Bajé por la calle de la Paz hacia la Puerta del Sol dando vueltas a lo que me había dicho Pablo, en cómo encajaba con lo que yo ya sabía y en qué modo afectaba a mi investigación. Demasiados nombres sonaban con insistencia en mi mente: Lope de Vega, fray Gabriel Téllez, Ginés de Pasamonte, y cada vez con más fuerza don Pedro Téllez Girón, duque de Osuna, de cuya ambición se podía esperar cualquier cosa.
Justo antes de llegar a la plaza tuve una necesidad imperiosa de orinar y, como tantas otras veces, me dirigí al recoveco del lateral de San Felipe, lugar cuyo tufo deja clara su vocación de letrina. Cuál no sería mi sorpresa cuando me topé de cara con una cruz grande de madera con un letrero que rezaba: NO SE ORINA DONDE ESTÁ LA CRUZ. Por un momento miré a mis espaldas pensando que era broma, pero no había nadie para reírse de mi desconcierto, así que imaginé que se trataría de una nueva maniobra del párroco de San Felipe, harto de que todo Madrid meara contra su tapia. Recordé entonces que me habían contado que en las últimas semanas se había puesto muy pesado en las homilías clamando contra lo que él llamaba vicio mingitorio, con el sólido argumento de que el que meaba contra su muro se meaba en la casa de Dios. Tan sensible estaba con ese asunto que amenazaba con acusar de blasfemia ante la Santa Inquisición al que sorprendiera en flagrante acto de desacato. En realidad nadie lo tomaba muy en serio, y el recoveco seguía y sigue recibiendo el mismo uso de siempre, pero el detallito de la cruz de aquella noche me pareció de mal gusto.
Me fui luego al bodegón de Lazcano a tomar un vaso de aguardiente, y allí escuché a unos soldados comentar la noticia de la ocupación del ducado de Cleves-Juliers, pero la de Spínola, la de Nassau no había trascendido todavía.
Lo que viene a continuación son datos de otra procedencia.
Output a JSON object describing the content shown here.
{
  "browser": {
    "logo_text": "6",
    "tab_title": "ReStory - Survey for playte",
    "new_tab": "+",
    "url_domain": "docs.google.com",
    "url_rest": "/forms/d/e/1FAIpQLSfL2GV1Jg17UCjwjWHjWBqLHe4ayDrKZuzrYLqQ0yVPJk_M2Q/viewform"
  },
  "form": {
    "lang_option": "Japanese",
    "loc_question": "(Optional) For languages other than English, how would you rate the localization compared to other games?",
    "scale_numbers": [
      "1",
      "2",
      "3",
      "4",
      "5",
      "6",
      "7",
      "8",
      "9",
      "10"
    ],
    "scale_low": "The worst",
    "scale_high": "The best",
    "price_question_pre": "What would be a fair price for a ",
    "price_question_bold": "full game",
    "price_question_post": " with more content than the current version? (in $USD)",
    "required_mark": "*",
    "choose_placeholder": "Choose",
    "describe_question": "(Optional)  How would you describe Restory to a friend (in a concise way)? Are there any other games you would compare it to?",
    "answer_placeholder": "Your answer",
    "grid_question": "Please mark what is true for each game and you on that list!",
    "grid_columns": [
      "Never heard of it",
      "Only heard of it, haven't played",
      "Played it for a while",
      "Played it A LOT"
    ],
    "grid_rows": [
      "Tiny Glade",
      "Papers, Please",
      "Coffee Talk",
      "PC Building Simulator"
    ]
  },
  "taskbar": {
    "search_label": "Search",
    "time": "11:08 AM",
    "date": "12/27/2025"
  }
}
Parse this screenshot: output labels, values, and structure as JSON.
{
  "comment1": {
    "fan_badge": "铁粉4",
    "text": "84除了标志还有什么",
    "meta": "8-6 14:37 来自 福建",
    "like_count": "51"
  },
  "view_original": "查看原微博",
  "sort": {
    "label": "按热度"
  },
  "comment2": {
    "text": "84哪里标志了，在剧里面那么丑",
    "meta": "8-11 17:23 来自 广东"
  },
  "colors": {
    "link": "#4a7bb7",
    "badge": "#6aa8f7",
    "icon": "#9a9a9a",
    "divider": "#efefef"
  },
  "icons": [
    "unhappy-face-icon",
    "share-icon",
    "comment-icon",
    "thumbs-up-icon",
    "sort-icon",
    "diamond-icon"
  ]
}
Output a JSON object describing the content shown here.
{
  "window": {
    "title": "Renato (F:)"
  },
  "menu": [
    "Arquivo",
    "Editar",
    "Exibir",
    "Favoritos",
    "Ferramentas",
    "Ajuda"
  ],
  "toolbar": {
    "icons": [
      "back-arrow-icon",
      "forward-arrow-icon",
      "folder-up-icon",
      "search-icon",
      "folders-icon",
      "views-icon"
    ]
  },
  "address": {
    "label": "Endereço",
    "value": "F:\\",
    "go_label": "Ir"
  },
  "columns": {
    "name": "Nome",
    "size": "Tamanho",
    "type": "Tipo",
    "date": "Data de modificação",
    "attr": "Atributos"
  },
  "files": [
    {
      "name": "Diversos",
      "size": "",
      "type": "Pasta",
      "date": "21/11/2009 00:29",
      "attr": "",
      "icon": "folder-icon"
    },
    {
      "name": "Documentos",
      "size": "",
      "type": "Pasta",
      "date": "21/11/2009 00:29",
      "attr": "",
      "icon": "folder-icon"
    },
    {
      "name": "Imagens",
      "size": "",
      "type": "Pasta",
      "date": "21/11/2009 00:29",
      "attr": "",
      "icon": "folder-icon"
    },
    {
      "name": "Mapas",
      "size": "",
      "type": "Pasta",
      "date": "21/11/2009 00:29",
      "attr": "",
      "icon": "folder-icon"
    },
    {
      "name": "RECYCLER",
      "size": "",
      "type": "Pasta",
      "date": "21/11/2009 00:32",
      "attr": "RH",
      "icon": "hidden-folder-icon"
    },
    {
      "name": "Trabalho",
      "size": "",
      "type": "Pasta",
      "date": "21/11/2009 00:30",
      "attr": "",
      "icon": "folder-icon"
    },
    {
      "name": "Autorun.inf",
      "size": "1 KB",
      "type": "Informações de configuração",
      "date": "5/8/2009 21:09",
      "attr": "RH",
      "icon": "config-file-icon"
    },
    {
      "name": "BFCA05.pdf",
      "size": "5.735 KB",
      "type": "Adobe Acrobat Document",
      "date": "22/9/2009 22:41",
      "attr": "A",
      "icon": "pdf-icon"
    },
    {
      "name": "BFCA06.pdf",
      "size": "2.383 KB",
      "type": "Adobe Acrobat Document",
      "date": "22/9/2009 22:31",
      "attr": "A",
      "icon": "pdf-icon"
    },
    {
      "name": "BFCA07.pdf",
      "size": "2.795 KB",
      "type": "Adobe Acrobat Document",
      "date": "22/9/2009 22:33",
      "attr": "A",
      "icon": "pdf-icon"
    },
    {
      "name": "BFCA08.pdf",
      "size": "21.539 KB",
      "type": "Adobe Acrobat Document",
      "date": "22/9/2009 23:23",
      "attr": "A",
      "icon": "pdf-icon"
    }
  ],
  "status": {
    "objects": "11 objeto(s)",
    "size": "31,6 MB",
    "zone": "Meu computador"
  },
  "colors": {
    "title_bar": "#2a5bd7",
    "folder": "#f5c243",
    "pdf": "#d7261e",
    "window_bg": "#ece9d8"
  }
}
Yo no dije esta boca es mía, pero tomé nota de la alegría de los soldados por lo que consideraban el fin de las vacas flacas.
—Déme algo, si aún le queda —dijo de pronto una voz a mis espaldas.
Me di la vuelta y me sobresalté al sentir el contacto de la bubosa de siempre. Tendía su mano derecha ante mis ojos y con la izquierda me tanteaba el jubón.
—Ande, déme algo antes de que la Despeiná le eche mano.
—¿Pero de qué habla? —dije yo agitándome para desasirme de su contacto.
La mujer soltó una carcajada, se atragantó y empezó a toser con desesperación. La boca y la nariz brillaron húmedas de babas. De pronto amagó con una arcada, pero volvió a toser y luego rompió a llorar. Yo creo que no vomitó porque hacía tiempo que no comía nada. Lazcano salió del tinglado y la empujó hasta las sombras de la calle. Los soldados volvieron a su barullo. Yo intenté concentrarme en mis asuntos, sobre todo en la entrevista con Lope de Vega, que no podía demorar más. Había demasiadas preguntas que sólo él podía responder. Hacía una noche deliciosa después del calor insoportable del día, una de esas noches que Almansa adoraba. Como aún era pronto para irme a casa, se me ocurrió hacerle una visita y preguntarle por la historia esa de la Osorio que se le había escapado a Medinilla y de paso ver si se le ocurría el modo de conseguir un encuentro con el Fénix.
Como no tenía luces, procuré moverme por las calles más anchas y mejor iluminadas, aquellas a las que se abrían los portales de los palacios o principales monasterios de religiosos que colocaban a veces luz en sus dinteles.
Carranza me hizo pasar al gabinete. Mientras esperaba tuve tiempo de comprobar el parecido del cuadro de Sánchez Cotán con el del despacho de Robles, la misma penca de cardo, las mismas perdices. Había otros lienzos, cuatro en total, entre ellos una preciosa miniatura de Felipe de Liaño en la que se veía a Andrés joven y hermoso como un efebo griego. La sala estaba iluminada por un gran hachón con seis bocas, y ante cada cuadro ardía una lucecita que atenuaba la sombra del observador. En un extremo de la sala hay un pequeño estrado con cojines para las visitas femeninas, aunque dicen que es él mismo el que lo utiliza cuando está solo. A veces me pregunto cómo sabe la gente tantas cosas.